Der BGH (Urt. v. 21.11.2006 - Az.: VI ZR 259/05: PDF) hatte darüber zu entscheiden, ob Personen, die durch ihre berufliche Tätigkeit ins kritische Blickfeld der Öffentlichkeit geraten sind, hinnehmen müssen, dass ihr Name genannt wird.

Die Zivilrichter sind der Ansicht, dass eine Namensnennung im Rahmen der Berichterstattung über die berufliche Tätigkeit unter weitaus geringeren Voraussetzungen möglich sei als im privaten Umfeld:

"Der erkennende Senat hat für eine Berichterstattung über die berufliche Sphäre des Betroffenen klargestellt, dass der Einzelne sich in diesem Bereich von vornherein auf die Beobachtung seines Verhaltens durch eine breitere Öffentlichkeit wegen der Wirkungen, die seine Tätigkeit hier für andere hat, einstellen muss (...)
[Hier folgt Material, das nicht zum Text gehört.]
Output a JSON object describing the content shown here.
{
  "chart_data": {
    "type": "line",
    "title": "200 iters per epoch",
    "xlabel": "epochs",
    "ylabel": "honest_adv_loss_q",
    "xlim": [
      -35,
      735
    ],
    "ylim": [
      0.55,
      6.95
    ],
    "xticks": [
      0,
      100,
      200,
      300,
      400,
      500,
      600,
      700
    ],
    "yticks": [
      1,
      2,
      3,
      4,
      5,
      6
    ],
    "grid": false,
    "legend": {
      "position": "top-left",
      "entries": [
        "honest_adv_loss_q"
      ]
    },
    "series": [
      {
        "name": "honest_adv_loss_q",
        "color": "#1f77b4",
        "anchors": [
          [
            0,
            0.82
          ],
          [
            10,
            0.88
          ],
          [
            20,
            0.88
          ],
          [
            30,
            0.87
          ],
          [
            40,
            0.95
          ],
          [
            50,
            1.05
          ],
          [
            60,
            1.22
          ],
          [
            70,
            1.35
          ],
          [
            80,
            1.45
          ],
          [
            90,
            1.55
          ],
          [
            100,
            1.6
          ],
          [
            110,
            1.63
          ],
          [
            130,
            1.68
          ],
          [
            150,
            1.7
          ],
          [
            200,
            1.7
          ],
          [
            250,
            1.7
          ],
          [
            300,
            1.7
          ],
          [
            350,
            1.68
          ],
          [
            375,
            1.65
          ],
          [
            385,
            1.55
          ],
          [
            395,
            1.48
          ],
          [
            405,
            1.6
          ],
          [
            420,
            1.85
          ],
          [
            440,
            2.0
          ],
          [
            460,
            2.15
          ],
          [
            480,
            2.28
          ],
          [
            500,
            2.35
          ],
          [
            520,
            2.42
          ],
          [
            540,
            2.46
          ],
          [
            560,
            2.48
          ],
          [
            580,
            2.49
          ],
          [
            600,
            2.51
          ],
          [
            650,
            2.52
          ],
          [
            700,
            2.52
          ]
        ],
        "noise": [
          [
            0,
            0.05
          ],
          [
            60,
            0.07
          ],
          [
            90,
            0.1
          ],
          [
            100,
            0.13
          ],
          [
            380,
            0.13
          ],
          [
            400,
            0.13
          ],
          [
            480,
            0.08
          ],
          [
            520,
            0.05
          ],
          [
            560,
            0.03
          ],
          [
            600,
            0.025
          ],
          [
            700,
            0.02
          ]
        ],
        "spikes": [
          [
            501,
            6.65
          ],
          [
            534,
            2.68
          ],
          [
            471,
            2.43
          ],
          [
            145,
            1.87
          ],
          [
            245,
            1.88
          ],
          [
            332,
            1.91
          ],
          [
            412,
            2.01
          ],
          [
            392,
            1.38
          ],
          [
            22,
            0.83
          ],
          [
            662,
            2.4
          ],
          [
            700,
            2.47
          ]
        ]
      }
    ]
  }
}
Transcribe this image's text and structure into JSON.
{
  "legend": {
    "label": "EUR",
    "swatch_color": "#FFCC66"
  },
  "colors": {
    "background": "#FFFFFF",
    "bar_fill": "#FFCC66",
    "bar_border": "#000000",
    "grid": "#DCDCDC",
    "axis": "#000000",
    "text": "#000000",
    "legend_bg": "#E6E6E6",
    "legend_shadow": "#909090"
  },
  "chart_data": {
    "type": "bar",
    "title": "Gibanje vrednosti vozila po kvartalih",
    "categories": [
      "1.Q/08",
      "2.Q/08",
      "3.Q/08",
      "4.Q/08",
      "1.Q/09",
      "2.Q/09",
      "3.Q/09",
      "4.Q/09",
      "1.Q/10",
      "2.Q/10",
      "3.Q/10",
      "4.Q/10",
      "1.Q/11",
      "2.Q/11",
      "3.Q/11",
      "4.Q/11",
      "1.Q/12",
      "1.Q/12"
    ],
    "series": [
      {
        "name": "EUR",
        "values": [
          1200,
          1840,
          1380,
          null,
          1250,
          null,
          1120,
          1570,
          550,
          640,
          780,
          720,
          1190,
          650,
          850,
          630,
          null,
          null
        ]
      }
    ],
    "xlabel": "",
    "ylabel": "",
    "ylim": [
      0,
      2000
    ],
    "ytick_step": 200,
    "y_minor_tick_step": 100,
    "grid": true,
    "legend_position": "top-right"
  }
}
Wer sich im Wirtschaftsleben betätigt, setzt sich in erheblichem Umfang der Kritik an seinen Leistungen aus (...). Zu einer solchen Kritik gehört auch die Namensnennung. Die Öffentlichkeit hat in solchen Fällen ein legitimes Interesse daran zu erfahren, um wen es geht und die Presse könnte durch eine anonymisierte Berichterstattung ihre meinungsbildenden Aufgaben nicht erfüllen."


Und weiter:

"Insoweit drückt sich die Sozialbindung des Individuums in Beschränkungen seines Persönlichkeitsschutzes aus. Denn dieser darf nicht dazu führen, Bereiche des Gemeinschaftslebens von öffentlicher Kritik und Kommunikation allein deshalb auszusperren, weil damit beteiligte Personen gegen ihren Willen ins Licht der Öffentlichkeit geraten (...)."

Nur dort, wo die Namensnennung zu einer "Prangerwirkung oder einer sozialen Ausgrenzung" der genannten Person führe, gelte etwas anderes.